His son, Col. John W. Morris III (ret.) confirmed the death at age 91 of natural causes.

Morris
The elder Morris, a veteran of 36 years and numerous command posts, was agency chief from 1976 to 1980. His tenure was marked by friction with President Jimmy Carter over the Corps mission and environmental impacts, and with Congress over funding and tax rule changes that he and other opponents said hurt U.S. competitiveness.

“Carter made it known that he would put the Corps out of business,” the younger Morris told ENR. But he says a short White House meeting his father requested, the first ever by a Corps chief engineer, lasted more than two hours and softened Carter’s stance.

Gen. Morris went on to adjust the agency’s mission and methods to reflect changed priorities, according to two biographies. He later was honored by the Audubon Society, Sierra Club and the U.S. Environmental Protection Agency, among others.

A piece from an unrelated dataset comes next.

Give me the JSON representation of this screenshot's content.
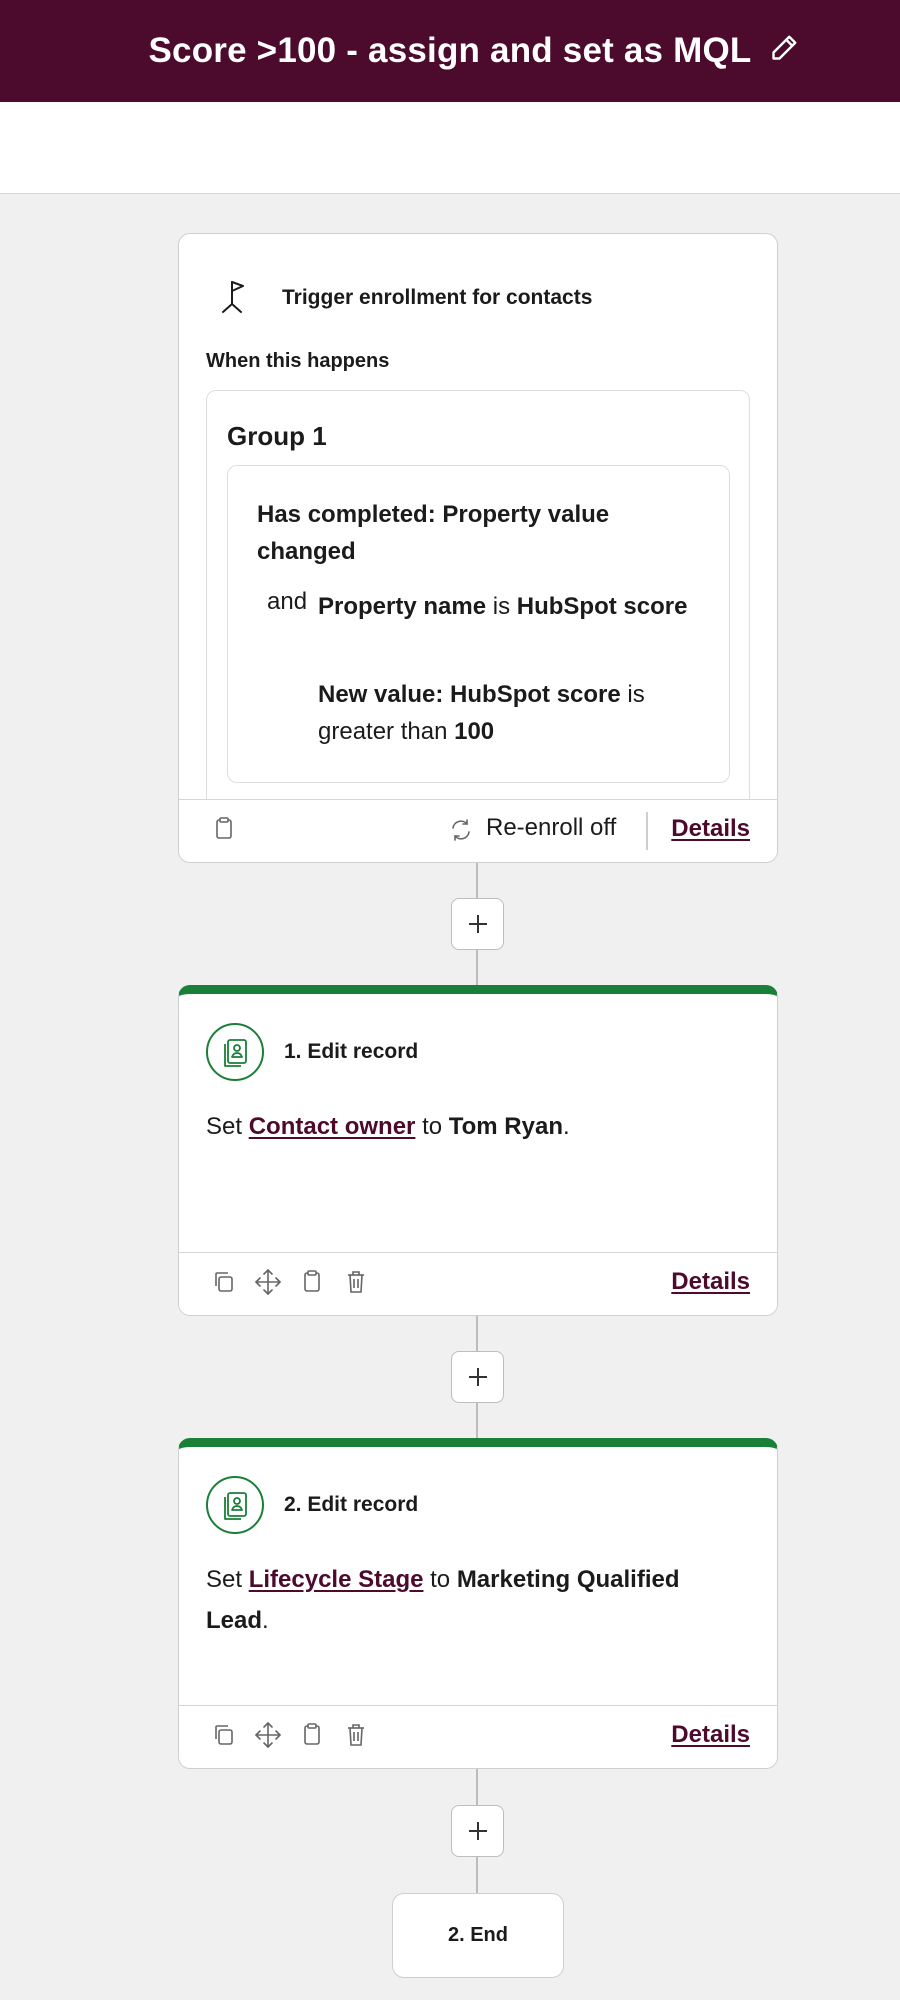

In addition to key roles on large U.S. water projects, Morris ran what became a $20-billion U.S.-staffed military construction program in Saudi Arabia, and he launched a multibillion-dollar Corps-run effort to build air bases in Israel. The Saudi effort earned Morris recognition in 1977 as ENR’s Man of the Year, predecessor of its Award of Excellence.

Carter specified the Corps role in the Israeli effort in the 1978 Camp David peace accord, says Col. Morris, himself a Corps veteran and former commander of the U.S. Army Engineer Research and Development Center. In a 2000 Corps memoir, Gen. Morris refers to the base construction project as “probably the most complicated and most difficult job I had in my Corps military service.”

Gen. Morris also expanded the Corps’ public profile and sought a bigger agency role in the nascent nuclear waste cleanup mission at federal sites. “We should not keep a low silhouette for fear somebody was going to shoot at us,” he said in the memoir. "It's better to keep a high silhouette and let people know what we stand for, even at the risk of getting shot at occasionally."

Morris, whose graduation from the U.S. Military Academy was accelerated during World War II, later was stationed in Guam where he oversaw construction of airfields for B-29 aircraft missions to Japan.

Morris later founded and was president of a consulting firm, J.W. Morris Ltd. He also helped launch a graduate construction program at the University of Maryland, where he also taught.

Among numerous career awards, he received highest honors from his alma mater and from the National Academy of Engineering.

Contributions in memory of Gen. Morris can be sent to support the Gen. John W. Morris Graduate Scholarship Endowment at the University of Maryland.